Significant progress has been made in sprayed concrete technology over the last two decades, with advanced admixtures, as well as the improved application technology using spraying robots. The development of new admixtures like superplasticizers based on poly-carboxylates, alkali-free accelerators and silica fume, enables designers to use permanent sprayed concrete linings (SCL) increasingly for long-term service life. When designed and applied correctly, sprayed concrete can be considered as permanent. Conventional waterproofing systems with sheet membranes don’t allow the use of SCL as a final lining. With the introduction of spray-applied waterproofing membranes, the tunnel lining can consist of a total sprayed system: sprayed concrete as the primary support lining, a spray-applied waterproofing system and a spray concrete secondary and final lining. The use of spray-applied membranes has seen increased use over the last decade in some countries, and demonstrated functionality and cost-effectiveness in several situations.
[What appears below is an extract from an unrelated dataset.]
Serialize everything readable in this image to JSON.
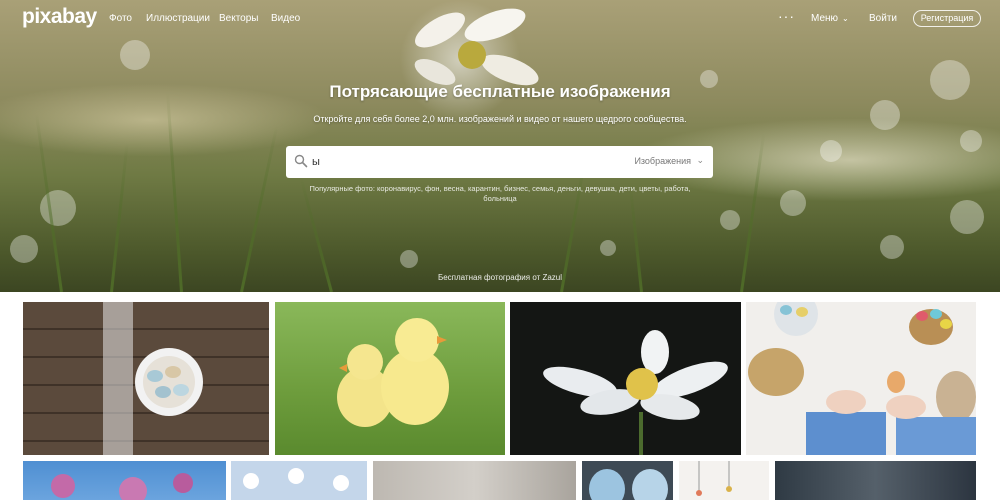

This paper describes the use of the sprayed waterproofing membrane MasterSeal 345, an EVA polymer-based product, and the practical experience of its use on the Crossrail project in London.
The sprayed waterproofing membrane is polymer based and has been specially developed for underground structures. The membrane is applied between primary and secondary concrete linings and develops high bond strength on both sides of the concrete (doubled-bonded).
It is applied onto a concrete substrate usually with an average of 3 mm in one pass, and covered later on by a secondary concrete lining or a protective non-structural concrete layer, depending on the design requirements.
Due to its double-bonded function, it provides the tunnel lining system with unique mechanical properties and waterproofing features. The bond is unaltered by the concrete placement technique, be it sprayed or cast in place, or by the presence of fibers. The use of this membrane is particularly advantageous in geometrically complex areas such as in lay-by niches, cross passages, turn-outs and crossover caverns.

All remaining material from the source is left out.